OBOR: China gives cheap and plentiful money
Behind China's trillion-dollar effort to build a modern Silk Road is a lending programme of unprecedented breadth, one that will help build ports, roads and rail links, but could also leave some banks and many countries with quite a hangover.
At the heart of that splurge are China's two policy lenders, China Development Bank (CDB) and Export-Import Bank of China (EXIM), which have between them already provided $200 billion (155.1 billion pounds) in loans throughout Asia, the Middle East and even Africa.

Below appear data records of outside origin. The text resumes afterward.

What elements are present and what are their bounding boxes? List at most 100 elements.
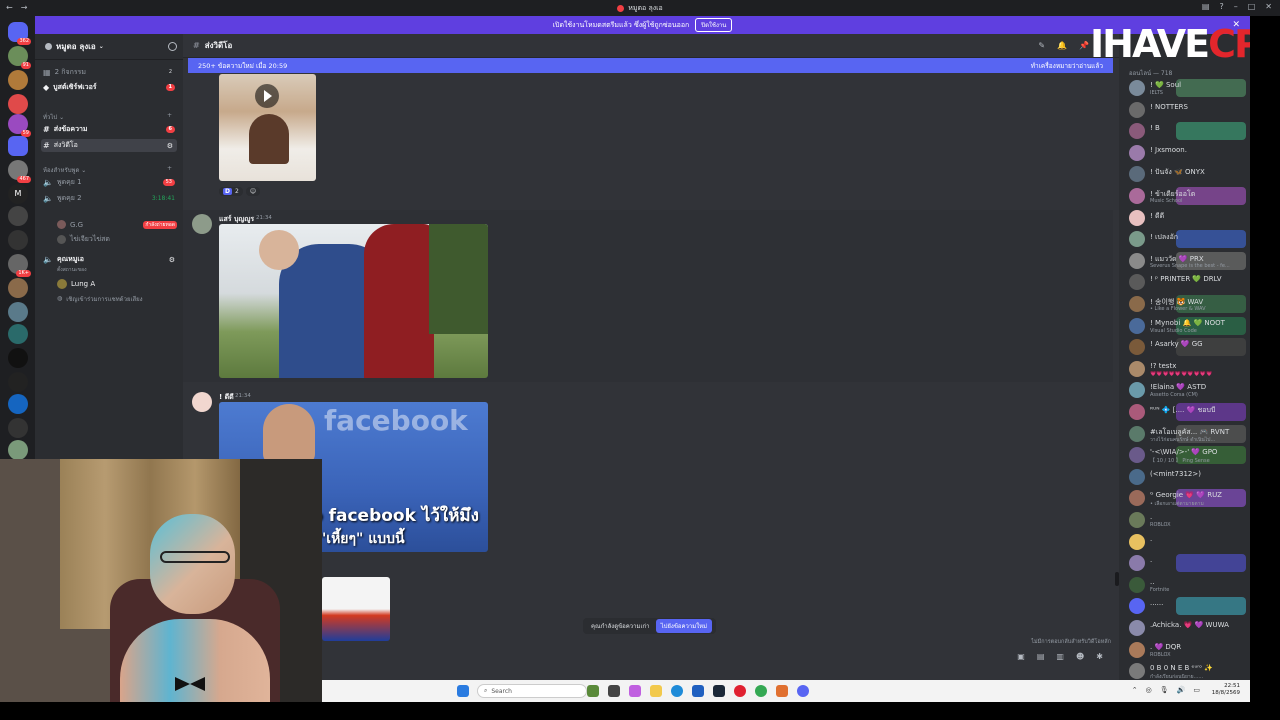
member-item[interactable]: ! ดีดี — [1119, 208, 1250, 229]
clock[interactable]: 22:51 18/8/2569 — [1212, 683, 1240, 697]
member-item[interactable]: ! 💚 Soul IELTS — [1119, 78, 1250, 99]
member-item[interactable]: . — [1119, 532, 1250, 553]
invite-icon[interactable] — [168, 42, 177, 51]
member-item[interactable]: ! ปันจัง 🦋 ONYX — [1119, 164, 1250, 185]
help-icon[interactable]: ? — [1219, 2, 1223, 11]
voice-channel-item[interactable]: 🔈 พูดคุย 2 3:18:41 — [41, 192, 177, 205]
settings-icon[interactable]: ⚙ — [167, 142, 173, 150]
category-voice[interactable]: ห้องสำหรับพูด ⌄ + — [43, 165, 172, 175]
boosts-item[interactable]: ◆ บูสต์เซิร์ฟเวอร์ 1 — [41, 81, 177, 94]
emoji-icon[interactable]: ☻ — [1076, 652, 1084, 661]
forward-icon[interactable]: → — [21, 3, 28, 12]
server-icon[interactable]: 1K+ — [8, 254, 31, 277]
discord-icon[interactable] — [797, 685, 809, 697]
member-item[interactable]: ! Mynobi 🔔 💚 NOOT Visual Studio Code — [1119, 316, 1250, 337]
server-icon[interactable]: 467 — [8, 160, 31, 183]
dm-item[interactable]: Lung A — [55, 277, 177, 290]
member-item[interactable]: #เลโอเบลูคัส... 🎮 RVNT วางไว้ก่อนคนรักษ์ … — [1119, 424, 1250, 445]
add-channel-icon[interactable]: + — [167, 112, 172, 119]
new-messages-bar[interactable]: 250+ ข้อความใหม่ เมื่อ 20:59 ทำเครื่องหม… — [188, 58, 1113, 73]
server-icon[interactable]: 59 — [8, 114, 31, 137]
server-icon[interactable] — [8, 70, 28, 90]
gift-icon[interactable]: ▣ — [1017, 652, 1025, 661]
channel-item-active[interactable]: # ส่งวิดีโอ ⚙ — [41, 139, 177, 152]
home-button[interactable]: 362 — [8, 22, 31, 45]
edge-icon[interactable] — [671, 685, 683, 697]
inbox-icon[interactable]: ▤ — [1202, 2, 1210, 11]
explorer-icon[interactable] — [650, 685, 662, 697]
channel-item[interactable]: # ส่งข้อความ 6 — [41, 123, 177, 136]
member-item[interactable]: !? testx 💗💗💗💗💗💗💗💗💗💗 — [1119, 359, 1250, 380]
server-icon[interactable] — [8, 302, 28, 322]
taskbar-search[interactable]: ⌕ Search — [477, 684, 587, 698]
banner-disable-button[interactable]: ปิดใช้งาน — [695, 18, 733, 32]
opera-icon[interactable] — [734, 685, 746, 697]
image-attachment[interactable] — [219, 224, 488, 378]
threads-icon[interactable]: ✎ — [1038, 41, 1045, 50]
server-icon[interactable] — [8, 278, 28, 298]
server-icon[interactable] — [8, 94, 28, 114]
member-item[interactable]: .. Fortnite — [1119, 575, 1250, 596]
member-item[interactable]: ! ᵖ PRINTER 💚 DRLV — [1119, 272, 1250, 293]
server-icon[interactable] — [8, 230, 28, 250]
gif-icon[interactable]: ▤ — [1037, 652, 1045, 661]
avatar[interactable] — [192, 392, 212, 412]
jump-button[interactable]: ไปยังข้อความใหม่ — [655, 619, 713, 633]
store-icon[interactable] — [692, 685, 704, 697]
sticker-icon[interactable]: ▥ — [1056, 652, 1064, 661]
message-composer[interactable]: ▣ ▤ ▥ ☻ ✱ — [193, 642, 1109, 670]
member-item[interactable]: ᴿᵁᴺ 💠 [.... 💜 ชอบบี — [1119, 402, 1250, 423]
steam-icon[interactable] — [713, 685, 725, 697]
video-attachment[interactable] — [219, 74, 316, 181]
member-item[interactable]: . ROBLOX — [1119, 510, 1250, 531]
category-general[interactable]: ทั่วไป ⌄ + — [43, 112, 172, 122]
member-item[interactable]: ᴳ Georgie 💗 💜 RUZ • เลือกเอาแต่ตามายตาม — [1119, 488, 1250, 509]
apps-icon[interactable]: ✱ — [1096, 652, 1103, 661]
app-icon[interactable] — [629, 685, 641, 697]
pin-icon[interactable]: 📌 — [1079, 41, 1089, 50]
chrome-icon[interactable] — [755, 685, 767, 697]
dm-item[interactable]: ◍ เชิญเข้าร่วมการแชทด้วยเสียง — [55, 292, 177, 305]
member-item[interactable]: ! Asarky 💜 GG — [1119, 337, 1250, 358]
events-item[interactable]: ▦ 2 กิจกรรม 2 — [41, 66, 177, 79]
taskview-icon[interactable] — [608, 685, 620, 697]
member-item[interactable]: (<mint7312>) — [1119, 467, 1250, 488]
member-item[interactable]: ! แมววัด 💜 PRX Severus Snape is the best … — [1119, 251, 1250, 272]
member-item[interactable]: !Elaina 💜 ASTD Assetto Corsa (CM) — [1119, 380, 1250, 401]
user-panel[interactable]: 🔈 คุณหมูเอ ⚙ — [41, 253, 177, 266]
server-icon[interactable] — [8, 394, 28, 414]
member-item[interactable]: ! B — [1119, 121, 1250, 142]
voice-channel-item[interactable]: 🔈 พูดคุย 1 53 — [41, 176, 177, 189]
member-item[interactable]: ! เปลงอัก — [1119, 229, 1250, 250]
back-icon[interactable]: ← — [6, 3, 13, 12]
settings-icon[interactable]: ⚙ — [169, 256, 175, 264]
member-item[interactable]: . — [1119, 553, 1250, 574]
battery-icon[interactable]: ▭ — [1193, 686, 1200, 694]
member-item[interactable]: ! 송이행 🐯 WAV • Like a Flower & WAV — [1119, 294, 1250, 315]
server-icon[interactable] — [8, 440, 28, 460]
voice-user[interactable]: G.G กำลังถ่ายทอด — [55, 218, 177, 231]
close-icon[interactable]: ✕ — [1265, 2, 1272, 11]
member-item[interactable]: ! NOTTERS — [1119, 100, 1250, 121]
member-item[interactable]: .Achicka. 💗 💜 WUWA — [1119, 618, 1250, 639]
member-item[interactable]: ! ข้าเดียร์ออโต Music School — [1119, 186, 1250, 207]
widget-icon[interactable] — [587, 685, 599, 697]
server-icon-active[interactable] — [8, 136, 28, 156]
server-icon[interactable]: M — [8, 184, 28, 204]
guild-header[interactable]: หมูตอ ลุงเอ ⌄ — [35, 34, 183, 60]
app-icon[interactable] — [776, 685, 788, 697]
play-button[interactable] — [255, 84, 279, 108]
start-icon[interactable] — [457, 685, 469, 697]
voice-user[interactable]: ไข่เจียวไข่สด — [55, 233, 177, 246]
member-item[interactable]: '-<\WIA/>-' 💜 GPO 【 10 / 10 】 Ping Sense — [1119, 445, 1250, 466]
member-item[interactable]: . 💜 DQR ROBLOX — [1119, 640, 1250, 661]
bell-icon[interactable]: 🔔 — [1057, 41, 1067, 50]
avatar[interactable] — [192, 214, 212, 234]
maximize-icon[interactable]: □ — [1248, 2, 1256, 11]
image-attachment[interactable] — [322, 577, 390, 641]
member-item[interactable]: ...... — [1119, 596, 1250, 617]
add-reaction-icon[interactable]: ☺ — [245, 187, 261, 196]
chevron-up-icon[interactable]: ⌃ — [1132, 686, 1138, 694]
mic-icon[interactable]: 🎙 — [1160, 686, 1169, 694]
server-icon[interactable] — [8, 206, 28, 226]
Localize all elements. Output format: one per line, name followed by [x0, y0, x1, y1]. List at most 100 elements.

They are due to extend at least $55 billion more, according to announcements made during a lavish two-day Belt and Road summit in Beijing, which ends on Monday.

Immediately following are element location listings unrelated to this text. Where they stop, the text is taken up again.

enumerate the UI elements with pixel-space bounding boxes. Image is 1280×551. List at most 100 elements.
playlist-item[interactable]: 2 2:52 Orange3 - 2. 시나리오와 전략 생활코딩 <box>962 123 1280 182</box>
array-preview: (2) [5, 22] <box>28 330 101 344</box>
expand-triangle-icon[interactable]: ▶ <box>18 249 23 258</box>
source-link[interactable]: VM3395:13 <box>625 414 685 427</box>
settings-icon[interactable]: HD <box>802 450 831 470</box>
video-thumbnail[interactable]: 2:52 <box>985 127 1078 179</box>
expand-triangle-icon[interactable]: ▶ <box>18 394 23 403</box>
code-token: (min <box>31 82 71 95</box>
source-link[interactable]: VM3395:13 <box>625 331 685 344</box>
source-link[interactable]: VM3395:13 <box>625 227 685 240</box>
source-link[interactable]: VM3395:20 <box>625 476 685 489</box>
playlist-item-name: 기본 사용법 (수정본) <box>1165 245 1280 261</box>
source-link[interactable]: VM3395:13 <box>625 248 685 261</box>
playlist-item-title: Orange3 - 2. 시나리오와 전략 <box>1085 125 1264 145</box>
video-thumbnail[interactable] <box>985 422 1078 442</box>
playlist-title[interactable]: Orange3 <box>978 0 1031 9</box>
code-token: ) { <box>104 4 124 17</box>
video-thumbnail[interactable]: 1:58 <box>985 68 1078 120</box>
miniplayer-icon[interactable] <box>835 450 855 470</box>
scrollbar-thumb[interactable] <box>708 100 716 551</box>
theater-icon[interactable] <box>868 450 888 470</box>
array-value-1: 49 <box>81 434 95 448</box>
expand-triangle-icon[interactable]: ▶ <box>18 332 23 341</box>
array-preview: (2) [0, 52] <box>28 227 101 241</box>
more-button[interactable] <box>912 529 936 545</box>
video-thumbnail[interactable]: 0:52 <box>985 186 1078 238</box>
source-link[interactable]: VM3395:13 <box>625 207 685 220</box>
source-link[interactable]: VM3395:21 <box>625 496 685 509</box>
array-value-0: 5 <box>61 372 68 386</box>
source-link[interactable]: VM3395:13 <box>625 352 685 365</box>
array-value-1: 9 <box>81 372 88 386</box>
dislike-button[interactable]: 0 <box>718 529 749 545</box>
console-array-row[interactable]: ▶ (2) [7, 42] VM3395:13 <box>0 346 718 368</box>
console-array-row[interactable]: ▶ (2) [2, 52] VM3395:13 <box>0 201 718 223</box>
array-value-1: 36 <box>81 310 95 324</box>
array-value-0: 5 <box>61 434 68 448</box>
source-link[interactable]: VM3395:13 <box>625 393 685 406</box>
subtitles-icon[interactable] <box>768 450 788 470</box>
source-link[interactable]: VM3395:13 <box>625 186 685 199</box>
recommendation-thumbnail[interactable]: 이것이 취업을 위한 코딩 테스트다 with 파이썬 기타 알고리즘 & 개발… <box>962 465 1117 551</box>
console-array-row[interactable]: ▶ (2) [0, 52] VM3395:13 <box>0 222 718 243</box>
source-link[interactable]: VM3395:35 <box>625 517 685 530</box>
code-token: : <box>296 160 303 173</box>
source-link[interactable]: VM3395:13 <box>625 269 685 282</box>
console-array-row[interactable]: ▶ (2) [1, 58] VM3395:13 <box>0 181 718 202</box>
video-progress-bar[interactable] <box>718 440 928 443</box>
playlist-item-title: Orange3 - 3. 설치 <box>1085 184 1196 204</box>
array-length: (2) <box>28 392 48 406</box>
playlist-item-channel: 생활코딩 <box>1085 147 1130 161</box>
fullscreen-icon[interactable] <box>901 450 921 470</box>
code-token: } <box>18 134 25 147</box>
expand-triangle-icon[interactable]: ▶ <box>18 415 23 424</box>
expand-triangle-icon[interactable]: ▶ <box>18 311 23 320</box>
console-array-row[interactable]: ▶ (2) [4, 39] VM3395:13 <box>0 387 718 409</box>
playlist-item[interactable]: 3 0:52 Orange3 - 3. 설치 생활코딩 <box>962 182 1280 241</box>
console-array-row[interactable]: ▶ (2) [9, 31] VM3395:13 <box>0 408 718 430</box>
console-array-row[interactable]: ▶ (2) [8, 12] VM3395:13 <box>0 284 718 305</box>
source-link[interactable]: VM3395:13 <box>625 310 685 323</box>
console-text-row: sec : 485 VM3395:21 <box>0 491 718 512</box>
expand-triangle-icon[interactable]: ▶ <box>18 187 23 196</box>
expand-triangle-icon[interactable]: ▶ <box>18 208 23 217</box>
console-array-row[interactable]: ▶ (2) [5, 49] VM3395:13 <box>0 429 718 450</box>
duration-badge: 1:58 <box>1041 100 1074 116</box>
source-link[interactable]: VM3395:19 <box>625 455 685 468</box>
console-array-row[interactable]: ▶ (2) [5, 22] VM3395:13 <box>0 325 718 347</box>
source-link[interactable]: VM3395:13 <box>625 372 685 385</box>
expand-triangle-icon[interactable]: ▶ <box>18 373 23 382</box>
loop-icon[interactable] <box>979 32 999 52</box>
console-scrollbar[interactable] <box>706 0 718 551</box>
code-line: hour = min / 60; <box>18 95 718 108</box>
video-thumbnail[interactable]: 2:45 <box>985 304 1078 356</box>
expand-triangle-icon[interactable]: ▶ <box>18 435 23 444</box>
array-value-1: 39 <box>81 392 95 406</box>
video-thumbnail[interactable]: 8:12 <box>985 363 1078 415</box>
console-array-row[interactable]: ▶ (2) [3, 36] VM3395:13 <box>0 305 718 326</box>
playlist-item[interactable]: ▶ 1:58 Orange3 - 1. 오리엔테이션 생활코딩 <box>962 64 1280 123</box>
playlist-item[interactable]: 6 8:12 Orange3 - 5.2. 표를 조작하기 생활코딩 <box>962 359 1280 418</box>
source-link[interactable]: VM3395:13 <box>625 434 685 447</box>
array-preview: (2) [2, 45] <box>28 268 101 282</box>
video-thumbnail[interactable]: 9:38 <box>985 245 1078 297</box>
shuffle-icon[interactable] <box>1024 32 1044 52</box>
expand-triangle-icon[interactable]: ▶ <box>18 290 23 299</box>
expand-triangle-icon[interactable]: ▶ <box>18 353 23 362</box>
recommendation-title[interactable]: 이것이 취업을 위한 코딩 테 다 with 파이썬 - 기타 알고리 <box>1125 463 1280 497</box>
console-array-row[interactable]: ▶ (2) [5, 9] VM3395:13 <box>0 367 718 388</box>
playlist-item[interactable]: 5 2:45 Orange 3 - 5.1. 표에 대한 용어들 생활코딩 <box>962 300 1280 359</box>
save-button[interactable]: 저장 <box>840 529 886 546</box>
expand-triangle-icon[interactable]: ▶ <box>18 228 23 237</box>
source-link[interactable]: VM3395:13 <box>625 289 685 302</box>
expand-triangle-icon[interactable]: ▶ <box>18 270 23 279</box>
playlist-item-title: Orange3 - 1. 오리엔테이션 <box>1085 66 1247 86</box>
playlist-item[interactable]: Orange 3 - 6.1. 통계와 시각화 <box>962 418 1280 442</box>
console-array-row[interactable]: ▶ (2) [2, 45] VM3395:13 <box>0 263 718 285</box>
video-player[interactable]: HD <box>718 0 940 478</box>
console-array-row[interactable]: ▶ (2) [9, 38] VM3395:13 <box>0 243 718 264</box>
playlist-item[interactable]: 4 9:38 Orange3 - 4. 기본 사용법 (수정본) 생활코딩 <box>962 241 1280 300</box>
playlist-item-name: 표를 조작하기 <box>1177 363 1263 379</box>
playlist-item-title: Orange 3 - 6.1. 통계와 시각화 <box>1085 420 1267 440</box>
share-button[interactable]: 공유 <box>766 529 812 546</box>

Thanks to cheaper funding, CDB and EXIM have helped to unblock what Chinese president Xi Jinping on Sunday called a 'prominent challenge' to the Silk Road: the funding bottleneck.
But as the Belt and Road project grows, so do the risks to policy banks, commercial lenders and borrowers, all of whom are tangled in projects with questionable business logic, bankers and analysts say.
EXIM, seeking to contain risk, says it has imposed a debt ceiling for each country.
CDB says it has applied strict limits on sovereign borrowers' credit lines and controls the concentration of loans.
"For some countries, if we give them too many loans, too much debt, then the sustainability of its debt is questionable," Sun Ping, vice governor of EXIM, told reporters last week.
For now, funds are cheap and plentiful, thanks to Beijing.
Belt and Road infrastructure loans so far have been primarily negotiated government to government, with interest rates below those offered by commercial banks and extended repayment schedules, bankers and analysts said.